Now here we were five days post-surgery. I held Maretta’s hand and wiped hot tears from her cheeks. It was the first time I’d seen her eyes without that feisty fire burning deep inside them. She had always been the stronger of the two of us. I’m pretty damned strong, but Maretta is kick-ass-take-names tough. I think when you’re that short and have all that blazing red hair, you either go shy and quiet, or you, as Maretta had, make it your mission to be a spitfire. It was disconcerting that I was the one trying to give the comfort that I owed her. Infection was spreading through her leg faster than antibiotics could work. There was talk of sepsis. “We have no choice but to take her leg just above the knee.” Amputation.
“This is deep ugly shit, my friend. But, we’ll manage. You know we will. I’ll make sure you have the best care while you recover. You’ll stay in the big house so I can be at your side the instant you need me. Amazing work is being done with prosthetics these days. You’ll go through rehab, you’ll get your strength back. I can’t imagine losing a limb, but losing a limb isn’t losing what makes you Maretta.

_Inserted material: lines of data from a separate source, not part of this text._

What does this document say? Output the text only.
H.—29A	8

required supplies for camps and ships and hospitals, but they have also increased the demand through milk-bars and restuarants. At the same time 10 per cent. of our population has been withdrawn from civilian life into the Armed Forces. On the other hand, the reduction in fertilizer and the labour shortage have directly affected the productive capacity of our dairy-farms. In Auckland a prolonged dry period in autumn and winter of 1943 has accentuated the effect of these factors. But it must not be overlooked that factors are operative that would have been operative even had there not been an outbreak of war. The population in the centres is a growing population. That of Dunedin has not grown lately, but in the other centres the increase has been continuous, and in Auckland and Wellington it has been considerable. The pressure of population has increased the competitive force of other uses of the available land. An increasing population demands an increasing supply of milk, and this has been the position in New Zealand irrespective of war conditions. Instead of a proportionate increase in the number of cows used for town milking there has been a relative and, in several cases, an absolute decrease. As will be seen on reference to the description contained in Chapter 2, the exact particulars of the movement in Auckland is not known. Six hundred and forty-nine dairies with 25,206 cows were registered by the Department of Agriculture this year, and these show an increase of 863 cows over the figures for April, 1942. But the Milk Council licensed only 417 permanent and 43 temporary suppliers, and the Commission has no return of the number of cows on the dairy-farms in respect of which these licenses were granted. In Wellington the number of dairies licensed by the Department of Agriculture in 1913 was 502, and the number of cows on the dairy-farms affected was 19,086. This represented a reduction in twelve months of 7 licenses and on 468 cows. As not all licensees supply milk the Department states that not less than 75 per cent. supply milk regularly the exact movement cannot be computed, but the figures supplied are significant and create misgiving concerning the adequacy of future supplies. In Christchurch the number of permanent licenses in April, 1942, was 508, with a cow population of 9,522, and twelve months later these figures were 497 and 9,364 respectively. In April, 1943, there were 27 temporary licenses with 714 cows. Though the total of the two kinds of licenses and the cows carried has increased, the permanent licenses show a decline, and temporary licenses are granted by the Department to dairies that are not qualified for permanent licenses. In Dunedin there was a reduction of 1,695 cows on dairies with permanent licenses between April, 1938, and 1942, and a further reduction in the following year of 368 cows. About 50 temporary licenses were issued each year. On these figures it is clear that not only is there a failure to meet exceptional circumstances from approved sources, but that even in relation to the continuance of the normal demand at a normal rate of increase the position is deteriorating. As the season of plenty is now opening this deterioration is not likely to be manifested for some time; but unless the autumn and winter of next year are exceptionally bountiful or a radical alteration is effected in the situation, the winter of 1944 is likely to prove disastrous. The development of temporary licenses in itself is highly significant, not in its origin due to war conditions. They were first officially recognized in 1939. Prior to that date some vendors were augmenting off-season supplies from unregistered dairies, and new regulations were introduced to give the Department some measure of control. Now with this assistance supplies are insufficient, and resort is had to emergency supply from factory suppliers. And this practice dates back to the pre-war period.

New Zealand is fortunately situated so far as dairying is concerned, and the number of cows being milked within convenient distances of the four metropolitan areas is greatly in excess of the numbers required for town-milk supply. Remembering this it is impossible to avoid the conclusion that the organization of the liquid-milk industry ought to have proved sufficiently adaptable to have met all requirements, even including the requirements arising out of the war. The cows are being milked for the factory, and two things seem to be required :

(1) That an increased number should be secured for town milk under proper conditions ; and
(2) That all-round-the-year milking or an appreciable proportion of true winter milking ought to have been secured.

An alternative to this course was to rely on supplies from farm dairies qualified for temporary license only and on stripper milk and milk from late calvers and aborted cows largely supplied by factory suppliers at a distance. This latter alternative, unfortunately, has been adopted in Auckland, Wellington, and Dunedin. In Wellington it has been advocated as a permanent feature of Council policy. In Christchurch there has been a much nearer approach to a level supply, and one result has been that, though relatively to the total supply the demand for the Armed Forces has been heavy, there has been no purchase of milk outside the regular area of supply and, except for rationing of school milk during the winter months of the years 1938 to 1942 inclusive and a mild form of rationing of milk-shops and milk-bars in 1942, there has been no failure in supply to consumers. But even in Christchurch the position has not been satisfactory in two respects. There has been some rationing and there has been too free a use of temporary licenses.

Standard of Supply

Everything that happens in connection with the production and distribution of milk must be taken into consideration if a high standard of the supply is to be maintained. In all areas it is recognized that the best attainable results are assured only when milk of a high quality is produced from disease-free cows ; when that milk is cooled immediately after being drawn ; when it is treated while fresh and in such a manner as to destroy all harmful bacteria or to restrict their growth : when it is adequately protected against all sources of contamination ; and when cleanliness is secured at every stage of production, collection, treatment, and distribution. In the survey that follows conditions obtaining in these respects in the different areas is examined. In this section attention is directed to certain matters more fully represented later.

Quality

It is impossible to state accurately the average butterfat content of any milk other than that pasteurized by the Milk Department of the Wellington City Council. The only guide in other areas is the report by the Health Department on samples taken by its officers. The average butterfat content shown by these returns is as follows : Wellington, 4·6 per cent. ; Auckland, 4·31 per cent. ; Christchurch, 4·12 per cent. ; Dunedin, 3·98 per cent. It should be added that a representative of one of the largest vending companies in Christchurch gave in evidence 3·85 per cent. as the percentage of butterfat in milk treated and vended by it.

I love you so much, my dear friend. I don’t know what I can say that will make it better right now. Just know that I love you.”
“Yeah. I’ll be fine. Being short, red-headed, and having a voice like Peppermint Patty ain’t enough. I might as well add One-legged Wonder to my list. Fuck me!” She snorted with laughter so hard that snot flew out her nose, which served to make both of us laugh until we were hysterical, and then laugh harder when the nurse checked in on the commotion. But I knew as soon as I heard her voice that old favorite sentiment of hers, “Fuck me!” I knew she’d be okay.
“You know… I didn’t expect you to be this much trouble when I signed you on. I might have to reconsider this whole relationship.” I couldn’t hide my smirk.
“Yeah? Then fuck you too!”
And we giggled until the pain meds took her where I couldn’t follow.
For the IndieInk Writing Challenge this week, jahedgepath challenged me with "Write a response to the following opening: "As soon as I heard her voice." and I challenged Eric Limer with "Write about loss of any kind."